# key_dialogue
With each sentence of the film captured in a dataframe, we can try and pick out the most important, or information-dense dialogue.

In [1]:
from subtitle_dataframes_io import *
nlp = spacy.load('en')

In [2]:
subs = pysrt.open('../subtitles/plus_one_2019.srt')
subtitle_df = generate_base_subtitle_df(subs)
subtitle_df = generate_subtitle_features(subtitle_df)
subtitle_df['cleaned_text'] = subtitle_df['concat_sep_text'].map(clean_line)
sentences = partition_sentences(remove_blanks(subtitle_df['cleaned_text'].tolist()), nlp)
subtitle_indices = tie_sentence_subtitle_indices(sentences, subtitle_df)
sentence_df = pd.DataFrame(list(zip(sentences, subtitle_indices)), columns=['sentence', 'subtitle_indices'])

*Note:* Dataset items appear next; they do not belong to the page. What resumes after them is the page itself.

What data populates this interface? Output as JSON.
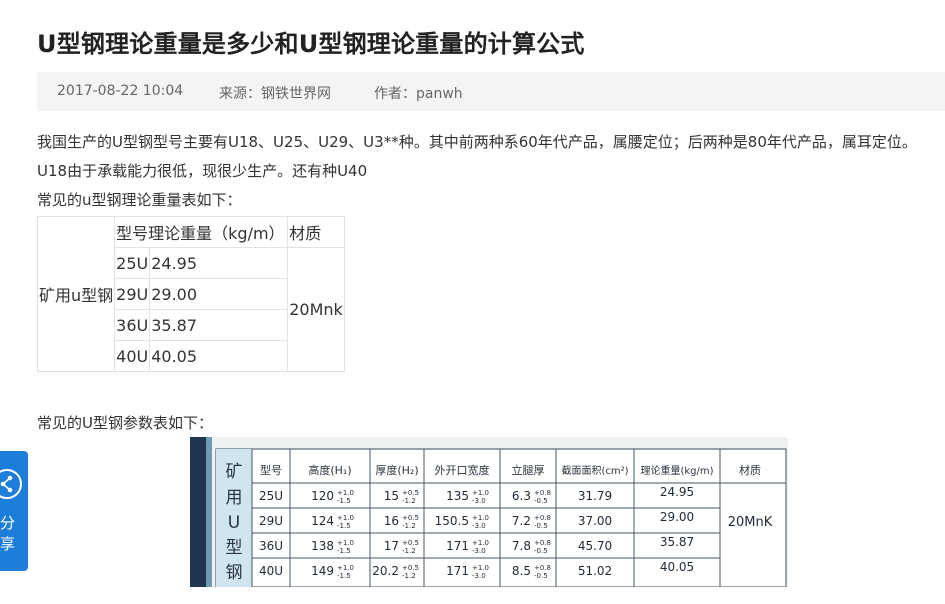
{
  "article": {
    "title": "U型钢理论重量是多少和U型钢理论重量的计算公式",
    "date": "2017-08-22 10:04",
    "source": "来源：钢铁世界网",
    "author": "作者：panwh",
    "para1": "我国生产的U型钢型号主要有U18、U25、U29、U3**种。其中前两种系60年代产品，属腰定位；后两种是80年代产品，属耳定位。U18由于承载能力很低，现很少生产。还有种U40",
    "lead_table": "常见的u型钢理论重量表如下：",
    "lead_image": "常见的U型钢参数表如下："
  },
  "weight_table": {
    "group_label": "矿用u型钢",
    "header_model_weight": "型号理论重量（kg/m）",
    "header_material": "材质",
    "material": "20Mnk",
    "rows": [
      {
        "model": "25U",
        "weight": "24.95"
      },
      {
        "model": "29U",
        "weight": "29.00"
      },
      {
        "model": "36U",
        "weight": "35.87"
      },
      {
        "model": "40U",
        "weight": "40.05"
      }
    ]
  },
  "photo_table": {
    "side_label": [
      "矿",
      "用",
      "U",
      "型",
      "钢"
    ],
    "headers": [
      "型号",
      "高度(H₁)",
      "厚度(H₂)",
      "外开口宽度",
      "立腿厚",
      "截面面积(cm²)",
      "理论重量(kg/m)",
      "材质"
    ],
    "material": "20MnK",
    "rows": [
      {
        "model": "25U",
        "height": "120",
        "height_tol": [
          "+1.0",
          "-1.5"
        ],
        "thick": "15",
        "thick_tol": [
          "+0.5",
          "-1.2"
        ],
        "width": "135",
        "width_tol": [
          "+1.0",
          "-3.0"
        ],
        "leg": "6.3",
        "leg_tol": [
          "+0.8",
          "-0.5"
        ],
        "area": "31.79",
        "weight": "24.95"
      },
      {
        "model": "29U",
        "height": "124",
        "height_tol": [
          "+1.0",
          "-1.5"
        ],
        "thick": "16",
        "thick_tol": [
          "+0.5",
          "-1.2"
        ],
        "width": "150.5",
        "width_tol": [
          "+1.0",
          "-3.0"
        ],
        "leg": "7.2",
        "leg_tol": [
          "+0.8",
          "-0.5"
        ],
        "area": "37.00",
        "weight": "29.00"
      },
      {
        "model": "36U",
        "height": "138",
        "height_tol": [
          "+1.0",
          "-1.5"
        ],
        "thick": "17",
        "thick_tol": [
          "+0.5",
          "-1.2"
        ],
        "width": "171",
        "width_tol": [
          "+1.0",
          "-3.0"
        ],
        "leg": "7.8",
        "leg_tol": [
          "+0.8",
          "-0.5"
        ],
        "area": "45.70",
        "weight": "35.87"
      },
      {
        "model": "40U",
        "height": "149",
        "height_tol": [
          "+1.0",
          "-1.5"
        ],
        "thick": "20.2",
        "thick_tol": [
          "+0.5",
          "-1.2"
        ],
        "width": "171",
        "width_tol": [
          "+1.0",
          "-3.0"
        ],
        "leg": "8.5",
        "leg_tol": [
          "+0.8",
          "-0.5"
        ],
        "area": "51.02",
        "weight": "40.05"
      }
    ]
  },
  "share": {
    "label": "分享",
    "icon": "share-icon",
    "color": "#1c7ed8"
  }
}
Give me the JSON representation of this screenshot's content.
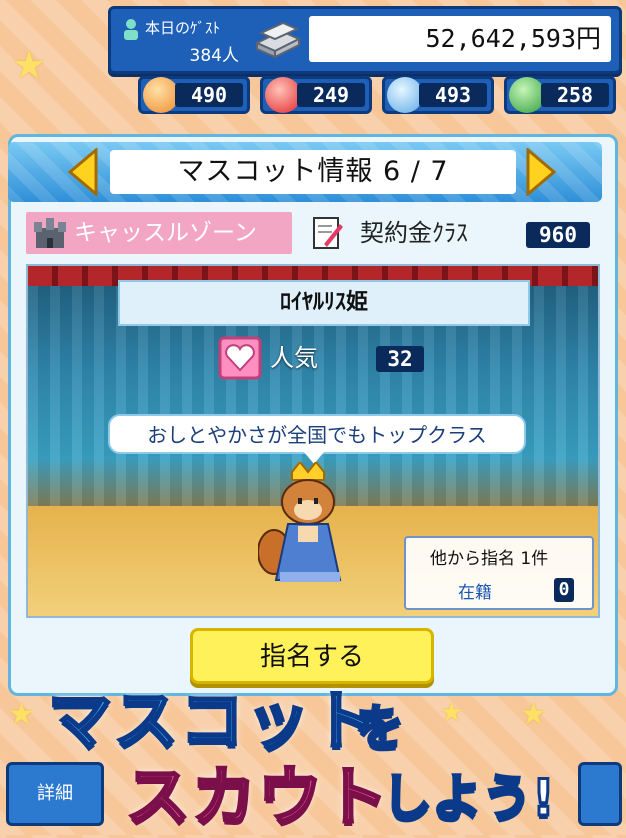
{
  "header": {
    "guest_label": "本日のｹﾞｽﾄ",
    "guest_count": "384人",
    "money": "52,642,593円"
  },
  "gauges": [
    {
      "icon": "smile-orb-icon",
      "color": "#f6a04a",
      "value": "490"
    },
    {
      "icon": "fire-orb-icon",
      "color": "#ff4d4d",
      "value": "249"
    },
    {
      "icon": "water-orb-icon",
      "color": "#79c6ff",
      "value": "493"
    },
    {
      "icon": "leaf-orb-icon",
      "color": "#3fbf4a",
      "value": "258"
    }
  ],
  "panel": {
    "title": "マスコット情報 6 / 7",
    "zone_label": "キャッスルゾーン",
    "fee_label": "契約金ｸﾗｽ",
    "fee_value": "960"
  },
  "mascot": {
    "name": "ﾛｲﾔﾙﾘｽ姫",
    "popularity_label": "人気",
    "popularity_value": "32",
    "description": "おしとやかさが全国でもトップクラス",
    "offers_label": "他から指名 1件",
    "enrolled_label": "在籍",
    "enrolled_value": "0"
  },
  "actions": {
    "scout_button": "指名する",
    "detail_button": "詳細"
  },
  "promo": {
    "line1": "マスコット",
    "line1_suffix": "を",
    "line2": "スカウト",
    "line2_suffix": "しよう!"
  }
}
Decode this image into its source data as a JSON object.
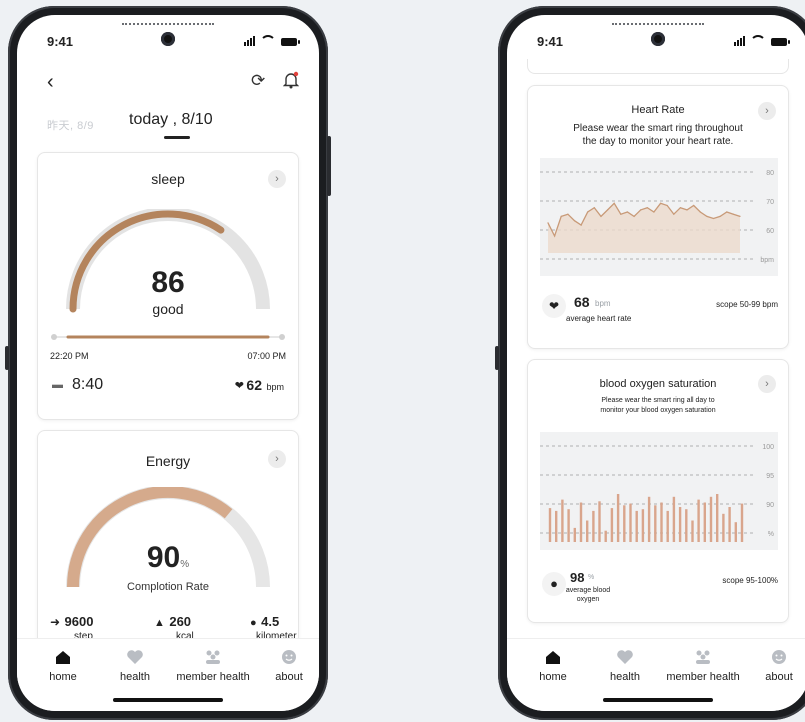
{
  "status": {
    "time": "9:41"
  },
  "left": {
    "dates": {
      "prev": "昨天, 8/9",
      "current": "today , 8/10"
    },
    "sleep": {
      "title": "sleep",
      "score": "86",
      "score_fraction": 0.86,
      "quality": "good",
      "start_time": "22:20 PM",
      "end_time": "07:00 PM",
      "duration": "8:40",
      "heart_rate": "62",
      "heart_unit": "bpm"
    },
    "energy": {
      "title": "Energy",
      "value": "90",
      "unit": "%",
      "completion_fraction": 0.9,
      "label": "Complotion Rate",
      "stats": [
        {
          "icon": "steps-icon",
          "value": "9600",
          "label": "step"
        },
        {
          "icon": "flame-icon",
          "value": "260",
          "label": "kcal"
        },
        {
          "icon": "location-icon",
          "value": "4.5",
          "label": "kilometer"
        }
      ]
    }
  },
  "right": {
    "heart": {
      "title": "Heart Rate",
      "desc_line1": "Please wear the smart ring throughout",
      "desc_line2": "the day to monitor your heart rate.",
      "avg_value": "68",
      "avg_unit": "bpm",
      "avg_label": "average heart rate",
      "scope": "scope 50-99 bpm"
    },
    "oxygen": {
      "title": "blood oxygen saturation",
      "desc_line1": "Please wear the smart ring all day to",
      "desc_line2": "monitor your blood oxygen saturation",
      "avg_value": "98",
      "avg_unit": "%",
      "avg_label_line1": "average blood",
      "avg_label_line2": "oxygen",
      "scope": "scope 95-100%"
    }
  },
  "nav": [
    {
      "label": "home",
      "icon": "home-icon"
    },
    {
      "label": "health",
      "icon": "heart-icon"
    },
    {
      "label": "member health",
      "icon": "members-icon"
    },
    {
      "label": "about",
      "icon": "smile-icon"
    }
  ],
  "chart_data": [
    {
      "type": "area",
      "title": "Heart Rate",
      "ylabel": "bpm",
      "y_ticks": [
        "80",
        "70",
        "60",
        "bpm"
      ],
      "ylim": [
        45,
        85
      ],
      "values": [
        57,
        51,
        60,
        61,
        58,
        56,
        62,
        64,
        60,
        63,
        66,
        61,
        62,
        60,
        63,
        64,
        62,
        66,
        65,
        61,
        64,
        63,
        65,
        62,
        60,
        59,
        60,
        62,
        61,
        60
      ],
      "colors": {
        "line": "#c89a78",
        "fill": "#ecd9cc"
      }
    },
    {
      "type": "bar",
      "title": "blood oxygen saturation",
      "y_ticks": [
        "100",
        "95",
        "90",
        "%"
      ],
      "ylim": [
        85,
        102
      ],
      "values": [
        91,
        90.5,
        92.5,
        90.8,
        87.5,
        92,
        88.8,
        90.5,
        92.2,
        87,
        91,
        93.5,
        91.5,
        91.8,
        90.5,
        90.8,
        93,
        91.5,
        92,
        90.5,
        93,
        91.2,
        90.8,
        88.8,
        92.5,
        92,
        93,
        93.5,
        90,
        91.2,
        88.5,
        91.8
      ],
      "colors": {
        "bar": "#d9a58c"
      }
    }
  ]
}
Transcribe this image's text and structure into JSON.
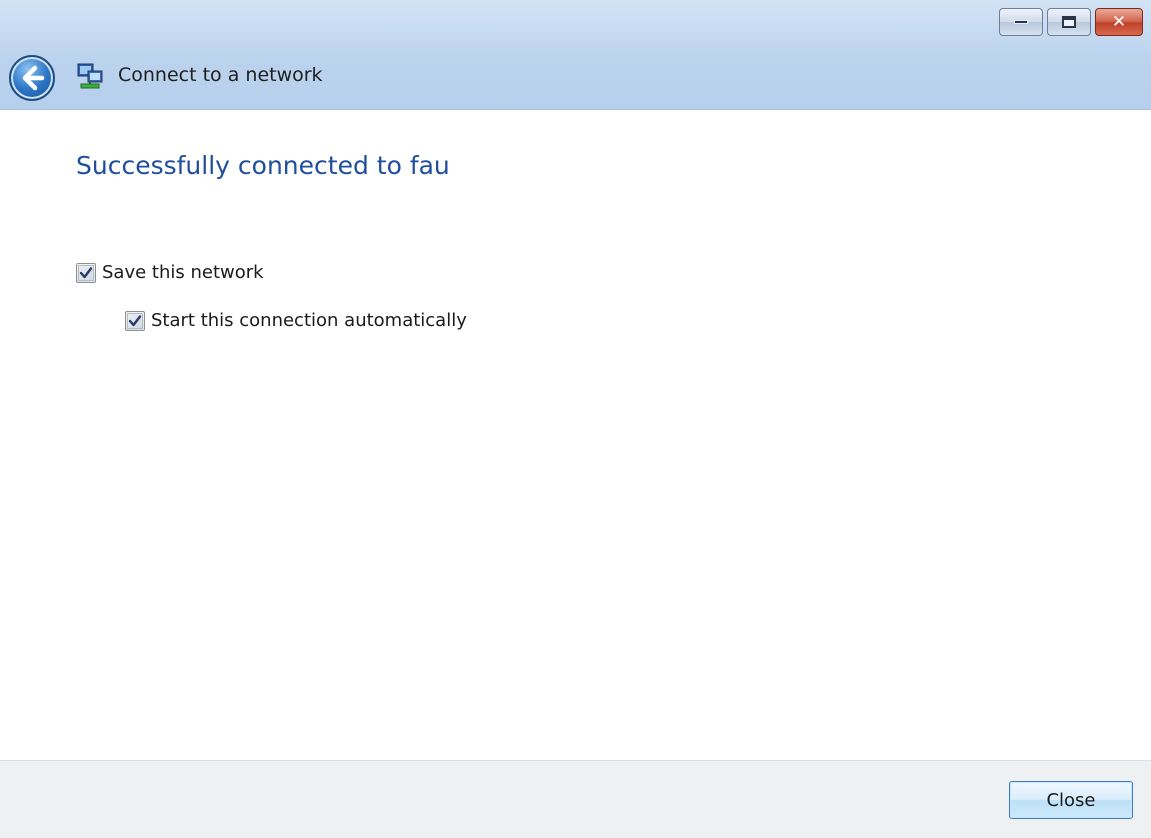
{
  "window": {
    "title": "Connect to a network",
    "controls": {
      "minimize": "minimize-icon",
      "maximize": "maximize-icon",
      "close": "close-icon"
    },
    "back_icon": "back-arrow-icon",
    "title_icon": "network-icon"
  },
  "main": {
    "heading": "Successfully connected to fau",
    "options": [
      {
        "label": "Save this network",
        "checked": true
      },
      {
        "label": "Start this connection automatically",
        "checked": true
      }
    ]
  },
  "footer": {
    "close_label": "Close"
  },
  "colors": {
    "heading": "#1f4e9c",
    "titlebar": "#bcd3ee",
    "footer_bg": "#eff0f2",
    "button_border": "#3b7fbf"
  }
}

## First-Person Declarations
We can look for first-person declarations, sentences where the subject of the sentence is "I". When a character speaks in this manner, she may be declaring something of personal note.

In [3]:
scene_sentence_df = sentence_df[2788:2821].copy()

In [4]:
scene_sentence_doc = nlp((' '.join(scene_sentence_df.sentence.tolist())))
sent_nlp_list = list(scene_sentence_doc.sents)

i_indices = []
x = 0
for sent in sent_nlp_list:
    for token in sent:
        if token.dep_ == 'nsubj' and token.text == 'I' and sent[-1].text != '?':
            if x not in i_indices:
                i_indices.append(x)
    x += 1

In [5]:
for index in i_indices:
    print(sent_nlp_list[index])

I just need to say one thing, and I'll...
I'll leave you alone, I swear.
I really can't handle a big speech right now, Ben.
I'm an asshole.
I-I can't do them on my own.
You're not there to... to insult everything that I do.
And the worst part about all this is that you're not there because I hurt you.
I hurt the one person that never deserved it.
And I pushed you away because I'm dumb
and I'm selfish, and fuck me for being too late,
but I love you, Alice.
Um, I should really go back inside.


## Second-Person Addresses
We can also look for second-person addresses, one person speaking to another character, where "you" is being addressed directly.

In [6]:
you_indices = []
x = 0
for sent in sent_nlp_list:
    if sent[-1].text != '?':
        for token in sent:
            if token.dep_ == 'nsubj' and token.text == 'you':
                if x not in you_indices:
                    you_indices.append(x)
    x += 1

In [7]:
for index in you_indices:
    print(sent_nlp_list[index])

Alice, you were right.
And you were right about these weddings.
It's 'cause you're lonely.
It's because you're not there.
And the worst part about all this is that you're not there because I hurt you.